Un altro aspetto controverso indicato dall’articolo di Goldberg è la concezione che Delia e Mark Owens avevano (e presumibilmente hanno) delle popolazioni locali africane. Entrambi si trasferirono in Botswana, nel deserto del Kalahari, nel 1974, per un comune interesse zoologico. Le loro spedizioni erano finanziate da istituti e università, e Delia Owens scrisse diversi articoli scientifici per riviste illustri come Nature e l’African Journal of Ecology. Tuttavia, diverse testimonianze suggeriscono che i due trattarono i residenti locali con una certa dose di superiorità, almeno all’epoca della loro permanenza in Africa.

P.J. Fouche, il cacciatore, una volta disse a Goldberg che «il loro atteggiamento era tipo “Bel continente l’Africa, peccato per gli africani”». Sul loro sito ufficiale fino al 2010 c’erano riferimenti all’Africa come al “continente nero”, un’espressione considerata da tempo piuttosto razzista. Dopo che Goldberg lo fece notare nel suo articolo sul New Yorker venne tolto il riferimento. In uno dei suoi memoir, The Eye of the Elephant (1992), Delia Owens descrive un uomo, Sunday Justice, che lavorò al loro accampamento come cuoco.
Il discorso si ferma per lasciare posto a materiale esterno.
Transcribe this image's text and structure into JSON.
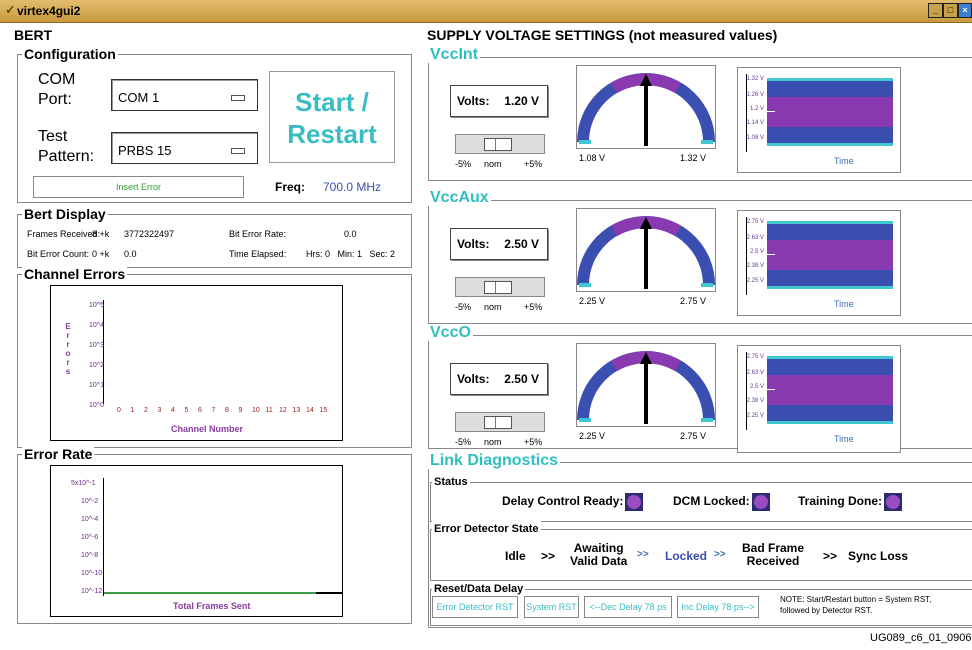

Owens ne fa un ritratto assai infantilizzato: a un certo punto, nel libro, lui le dice di aver sempre voluto parlare con qualcuno che avesse volato in aeroplano e le chiede: «Mi sono sempre chiesto, signora, quando vola di notte va vicino alle stelle?».

Goldberg ha incontrato Sunday Justice in uno dei suoi viaggi in Zambia, e secondo lui parla come un normale adulto. Tra le altre cose, Justice gli ha raccontato che da bambino ha viaggiato in aereo più volte e che in seguito è stato arruolato nell’aeronautica. Goldberg gli ha fatto leggere quel passaggio del libro e Justice si è messo a ridere.

Oggi Mark e Delia Owens sono divorziati ma, scrive Goldberg, sembra abbiano mantenuto buoni rapporti. Secondo alcune fonti vivono ancora nello stesso ranch in Idaho, negli Stati Uniti, dove si trasferirono dopo il ritorno dall’Africa, mentre secondo altre fonti Delia Owens si è trasferita in North Carolina, dove è ambientato il suo romanzo. Di certo nei primi tempi in cui si stabilirono in Idaho cercarono di sensibilizzare i residenti sulla protezione dell’orso, facendosi qualche nemico. L’ex sindaco di una città vicina al ranch degli Owens ha detto a Goldberg che alla fine i due interruppero la loro campagna di sensibilizzazione: «Hanno capito che non potevano venire qui e dire alla gente cosa fare».